The whole single-cell picture
To unravel this mystery, the team utilized single-cell RNA sequencing, which identifies active genes in individual cells, helping researchers understand the cells’ identity and function.
Kanda, a rheumatologist who was studying bioinformatics in Professor Norbert Hübner’s lab at the Max Delbrück Center at the time, developed a specialized protocol for single-cell RNA sequencing of mouse and human kidneys. “Masatoshi’s protocol was very good at pulling out and preserving multiple types of kidney cells, which gave us a much more complete overview of how lupus affects the whole kidney,” explains Triantafyllopoulou. The team sequenced nearly 100,000 individual kidney and immune cells of various types and functions.
The key receptor
The research team found that a specific group of ILCs, which have a receptor called NKp46, play a key role in causing lupus nephritis in mice. When NKp46 is activated, these cells increase their production of a protein called GM-CSF, which in turn stimulates invading macrophages to multiply. Macrophages are large immune cells that consume dying cells and microbes. In the kidney, the influx of macrophages leads to severe tissue damage and the accumulation of scar tissue, known as fibrosis.
“These ILCs are really amplifiers in this system,” Diefenbach says. “They are small in population, but they seem to fertilize the whole process.”
When the team blocked NKp46 with antibodies or genetically removed the receptor, kidney tissue damage was minimal.
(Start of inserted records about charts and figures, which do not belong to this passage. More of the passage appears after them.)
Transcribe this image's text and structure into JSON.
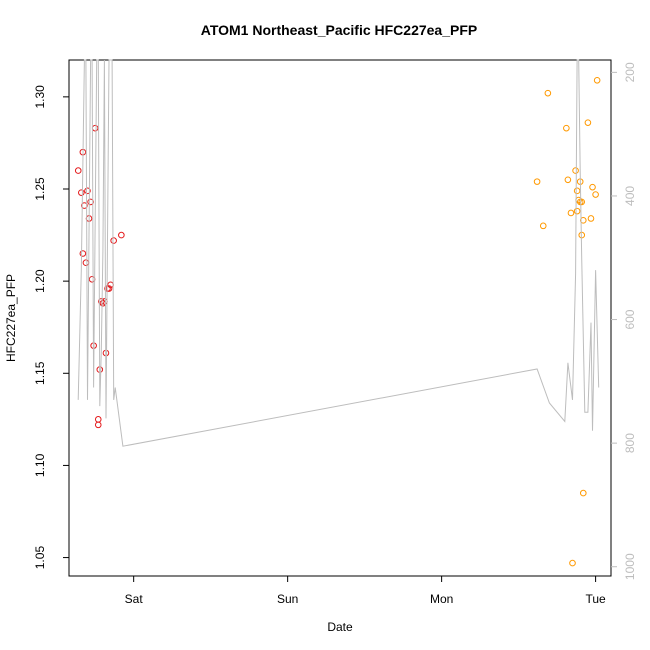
{
  "chart_data": {
    "type": "scatter",
    "title": "ATOM1 Northeast_Pacific HFC227ea_PFP",
    "xlabel": "Date",
    "ylabel": "HFC227ea_PFP",
    "x_unit": "days",
    "x_ticks": [
      {
        "label": "Sat",
        "value": 1.0
      },
      {
        "label": "Sun",
        "value": 2.0
      },
      {
        "label": "Mon",
        "value": 3.0
      },
      {
        "label": "Tue",
        "value": 4.0
      }
    ],
    "xlim": [
      0.58,
      4.1
    ],
    "ylim": [
      1.04,
      1.32
    ],
    "y_ticks": [
      1.05,
      1.1,
      1.15,
      1.2,
      1.25,
      1.3
    ],
    "right_axis": {
      "ticks": [
        200,
        400,
        600,
        800,
        1000
      ],
      "lim": [
        180,
        1015
      ],
      "reversed": true,
      "color": "#bdbdbd"
    },
    "grid": false,
    "series": [
      {
        "color": "#e41a1c",
        "marker": "open-circle",
        "points": [
          [
            0.64,
            1.26
          ],
          [
            0.66,
            1.248
          ],
          [
            0.67,
            1.27
          ],
          [
            0.68,
            1.241
          ],
          [
            0.7,
            1.249
          ],
          [
            0.71,
            1.234
          ],
          [
            0.72,
            1.243
          ],
          [
            0.73,
            1.201
          ],
          [
            0.74,
            1.165
          ],
          [
            0.75,
            1.283
          ],
          [
            0.77,
            1.122
          ],
          [
            0.77,
            1.125
          ],
          [
            0.78,
            1.152
          ],
          [
            0.79,
            1.189
          ],
          [
            0.8,
            1.188
          ],
          [
            0.81,
            1.189
          ],
          [
            0.82,
            1.161
          ],
          [
            0.83,
            1.196
          ],
          [
            0.84,
            1.196
          ],
          [
            0.85,
            1.198
          ],
          [
            0.87,
            1.222
          ],
          [
            0.92,
            1.225
          ],
          [
            0.67,
            1.215
          ],
          [
            0.69,
            1.21
          ]
        ]
      },
      {
        "color": "#ff9900",
        "marker": "open-circle",
        "points": [
          [
            3.62,
            1.254
          ],
          [
            3.66,
            1.23
          ],
          [
            3.69,
            1.302
          ],
          [
            3.81,
            1.283
          ],
          [
            3.82,
            1.255
          ],
          [
            3.84,
            1.237
          ],
          [
            3.85,
            1.047
          ],
          [
            3.87,
            1.26
          ],
          [
            3.88,
            1.238
          ],
          [
            3.88,
            1.249
          ],
          [
            3.89,
            1.244
          ],
          [
            3.9,
            1.254
          ],
          [
            3.9,
            1.243
          ],
          [
            3.91,
            1.243
          ],
          [
            3.91,
            1.225
          ],
          [
            3.92,
            1.085
          ],
          [
            3.92,
            1.233
          ],
          [
            3.95,
            1.286
          ],
          [
            3.97,
            1.234
          ],
          [
            3.98,
            1.251
          ],
          [
            4.0,
            1.247
          ],
          [
            4.01,
            1.309
          ]
        ]
      },
      {
        "color": "#bdbdbd",
        "marker": "line",
        "axis": "right",
        "points": [
          [
            0.64,
            730
          ],
          [
            0.66,
            520
          ],
          [
            0.68,
            160
          ],
          [
            0.69,
            160
          ],
          [
            0.7,
            730
          ],
          [
            0.72,
            160
          ],
          [
            0.73,
            160
          ],
          [
            0.74,
            710
          ],
          [
            0.76,
            160
          ],
          [
            0.77,
            160
          ],
          [
            0.78,
            740
          ],
          [
            0.79,
            650
          ],
          [
            0.8,
            490
          ],
          [
            0.81,
            180
          ],
          [
            0.82,
            760
          ],
          [
            0.84,
            160
          ],
          [
            0.86,
            160
          ],
          [
            0.87,
            730
          ],
          [
            0.88,
            710
          ],
          [
            0.93,
            805
          ],
          [
            3.62,
            680
          ],
          [
            3.7,
            735
          ],
          [
            3.8,
            765
          ],
          [
            3.82,
            670
          ],
          [
            3.85,
            730
          ],
          [
            3.87,
            525
          ],
          [
            3.88,
            160
          ],
          [
            3.89,
            160
          ],
          [
            3.9,
            360
          ],
          [
            3.91,
            500
          ],
          [
            3.93,
            750
          ],
          [
            3.95,
            750
          ],
          [
            3.97,
            605
          ],
          [
            3.98,
            780
          ],
          [
            4.0,
            520
          ],
          [
            4.02,
            710
          ]
        ]
      }
    ]
  }
}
They also blocked GM-CSF, which had similar anti-inflammatory effects.
“Critically, autoantibody levels did not change when NKp46 was inhibited, but kidney tissue damage was reduced, which shows autoantibodies are not directly responsible for kidney inflammation,” Triantafyllopoulou explains.
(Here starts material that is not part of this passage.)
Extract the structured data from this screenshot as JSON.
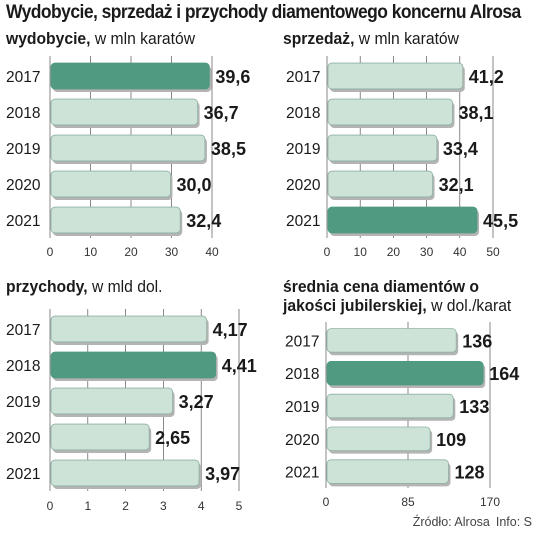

The research team also compared the results to sequencing data from tissue taken from human patients with lupus. They found that ILCs were present, but they stated that more work is needed to fully understand how to target ILCs in human kidneys. However, the detailed studies provided new insights that suggest potential antibody therapies for patients with severe forms of lupus. The ultimate goal is to prevent the need for kidney dialysis in these patients.